Some projects prefer a canned hosting site that runs an entirely free software infrastructure and that could, in theory, be reproduced independently were that ever to become necessary. Fortunately, there are such sites, the most well-known being GitLab, Gitorious, and GNU Savannah (as of this writing in 2014). Furthermore, any service that offers hosting of the Redmine or Trac code collaboration platforms effectively offers fully freedom-preserving project hosting, because those platforms include most of the features needed to run an open source project; some companies offer that kind of commercial platform hosting with a zero-cost or very cheap rate for open source projects.

Should you host your project on fully open source infrastructure? While it would be ideal to have access to all the code that runs the site, my opinion is that the crucial thing is to have a way to export project data, and to be able to interact with the data in automatable ways. A site that meets these criteria can never truly lock you in, and will even be extensible, to some degree, through its programmatic interface. While there is some value in having all the code that runs a hosting site available under open source terms, in practice the demands of actually deploying that code in a production environment are prohibitive for most projects anyway. These sites need multiple servers, customized networks, and full-time staffs to keep them running; merely having the code would not be sufficient to duplicate or "fork" the service anyway. The main thing is just to make sure your data isn't trapped.

Of course, all the above applies only to the servers. Your project should never require participants to run proprietary collaboration software on their own machines.

Anonymity and involvement

A problem that is not strictly limited to the canned sites, but is most often found there, is the over-requirement of user registration to participate in various aspects of the project. The proper degree of requirement is a bit of a judgement call. User registration helps prevent spam, for one thing, and even if every commit gets reviewed you still probably don't want anonymous strangers pushing changes into your repository, for example.

But sometimes user registration ends up being required for tasks that ought to be permitted to unregistered visitors, especially the ability to file tickets in the bug tracker, and to comment on existing tickets. By requiring a logged-in username for such actions, the project raises the involvement bar for what should be quick, convenient tasks.
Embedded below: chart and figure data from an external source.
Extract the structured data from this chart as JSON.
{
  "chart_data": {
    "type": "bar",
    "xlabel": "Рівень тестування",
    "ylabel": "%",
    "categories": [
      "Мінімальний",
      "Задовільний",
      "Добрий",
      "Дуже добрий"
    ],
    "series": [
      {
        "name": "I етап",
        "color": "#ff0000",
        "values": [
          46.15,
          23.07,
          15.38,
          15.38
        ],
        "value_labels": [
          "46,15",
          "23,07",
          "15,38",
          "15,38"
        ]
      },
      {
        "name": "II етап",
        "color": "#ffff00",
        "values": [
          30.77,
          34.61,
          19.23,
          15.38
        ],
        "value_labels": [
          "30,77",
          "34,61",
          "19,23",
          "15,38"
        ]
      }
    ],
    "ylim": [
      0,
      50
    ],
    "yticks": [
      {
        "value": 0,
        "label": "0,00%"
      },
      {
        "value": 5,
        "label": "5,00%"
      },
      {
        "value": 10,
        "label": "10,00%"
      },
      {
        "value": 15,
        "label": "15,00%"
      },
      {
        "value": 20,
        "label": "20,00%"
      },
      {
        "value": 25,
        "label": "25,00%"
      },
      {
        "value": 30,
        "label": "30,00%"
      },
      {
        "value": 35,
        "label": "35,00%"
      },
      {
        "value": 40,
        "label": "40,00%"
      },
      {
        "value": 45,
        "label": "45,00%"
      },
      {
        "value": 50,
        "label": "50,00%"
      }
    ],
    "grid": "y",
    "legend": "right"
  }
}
It also changes the demographics of who files bugs, since those who take the trouble to set up a user account at the project site are hardly a random sample even from among users who are willing to file bugs (who in turn are already a biased subset of all the project's users). Of course, one wants to be able to contact someone who's entered data into the ticket tracker, but having a field where she can enter her email address (if she wants to) is sufficient. If a new user spots a bug and wants to report it, she'll only be annoyed at having to fill out an account creation form before she can enter the bug into the tracker. She may simply decide not to file the bug at all.

If you have control over which actions can be done anonymously, make sure that at least all read-only actions are permitted to non-logged-in visitors, and if possible that data entry portals, such as the bug tracker, that tend to bring information from users to developers, can also be used anonymously, although of course anti-spam techniques, such as captchas, may still be necessary.